Unfinished Solid Flooring

Considered the highest-quality flooring, unfinished solid hardwood is the oldest form of wood flooring and comes in longer plank sizes than prefinished and engineered types. Solid hardwood flooring is used with wood subfloors or is created with a floor joist system. Unfinished solid flooring is nailed or stapled into place and sanded, and then a finish is added.

As with any type of unfinished flooring, unfinished solid hardwood offers several design possibilities with stains. Rather than going off color samples (the typical procedure for prefinished flooring), you can test different stains in your home and find which one works best with the space. Once you have found the best stain, all test spots can be sanded down. Solid flooring can be sanded a nearly-unlimited amount of times.
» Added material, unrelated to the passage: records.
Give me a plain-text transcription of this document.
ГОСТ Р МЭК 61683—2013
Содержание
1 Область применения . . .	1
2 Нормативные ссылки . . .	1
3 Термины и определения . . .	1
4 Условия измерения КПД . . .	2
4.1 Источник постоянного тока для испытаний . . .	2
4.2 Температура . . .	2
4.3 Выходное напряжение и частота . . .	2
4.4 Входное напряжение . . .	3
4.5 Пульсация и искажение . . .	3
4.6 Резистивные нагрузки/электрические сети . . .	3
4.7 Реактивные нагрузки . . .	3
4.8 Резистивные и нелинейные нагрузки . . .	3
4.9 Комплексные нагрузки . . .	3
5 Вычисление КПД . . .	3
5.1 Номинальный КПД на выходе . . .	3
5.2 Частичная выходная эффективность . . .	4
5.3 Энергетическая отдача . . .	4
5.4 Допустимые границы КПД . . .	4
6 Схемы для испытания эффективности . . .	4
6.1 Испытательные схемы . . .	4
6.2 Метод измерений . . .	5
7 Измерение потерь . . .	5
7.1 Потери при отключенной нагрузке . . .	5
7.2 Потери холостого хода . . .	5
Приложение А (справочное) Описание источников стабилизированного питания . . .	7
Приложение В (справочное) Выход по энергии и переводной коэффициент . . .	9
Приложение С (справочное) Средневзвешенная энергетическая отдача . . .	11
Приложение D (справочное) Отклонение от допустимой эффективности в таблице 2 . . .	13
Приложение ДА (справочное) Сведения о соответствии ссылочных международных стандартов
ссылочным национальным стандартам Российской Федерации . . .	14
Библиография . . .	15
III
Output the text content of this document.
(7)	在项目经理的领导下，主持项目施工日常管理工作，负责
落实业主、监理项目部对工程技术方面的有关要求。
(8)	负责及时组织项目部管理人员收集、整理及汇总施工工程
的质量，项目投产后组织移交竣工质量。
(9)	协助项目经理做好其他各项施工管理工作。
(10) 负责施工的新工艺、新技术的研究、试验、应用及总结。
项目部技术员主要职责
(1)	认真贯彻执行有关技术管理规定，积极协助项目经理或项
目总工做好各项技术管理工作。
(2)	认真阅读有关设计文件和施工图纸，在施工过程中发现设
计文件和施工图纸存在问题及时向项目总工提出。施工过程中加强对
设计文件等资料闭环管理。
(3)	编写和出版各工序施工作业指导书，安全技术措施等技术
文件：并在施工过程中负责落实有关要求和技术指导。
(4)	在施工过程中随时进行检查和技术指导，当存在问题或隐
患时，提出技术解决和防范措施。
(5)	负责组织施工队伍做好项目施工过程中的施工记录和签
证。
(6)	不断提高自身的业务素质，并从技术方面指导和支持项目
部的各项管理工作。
Prefinished and unfinished solid hardwoods meet different flooring needs, but when it comes to purchasing a product, grading is more consistent for the latter. Prefinished grades are often assigned by each manufacturer, and grading for unfinished hardwoods is based on National Wood Flooring Association (NWFA) guidelines. If you choose a domestic species of unfinished flooring for your home, the grading options include:

• Clear – has an even appearance primarily composed of heartwood.
• Select – almost as uniform as Clear but with a few natural marks, like mineral streaks.
• #1 Common – offers more color variety and displays character marks, such as small knots and color variation.
• #2 Common – Greater color variation and more distinct character marks.
• #3 Common – Value flooring with larger and more ubiquitous knots, streaks, and color variation.

Depending upon the amount of time you have for installing a floor, unfinished solid hardwood has a couple of disadvantages. Installation takes longer and involves sanding and finishing, which may take weeks in some cases. During installation, the area for the hardwood floor needs to be clean and untouched.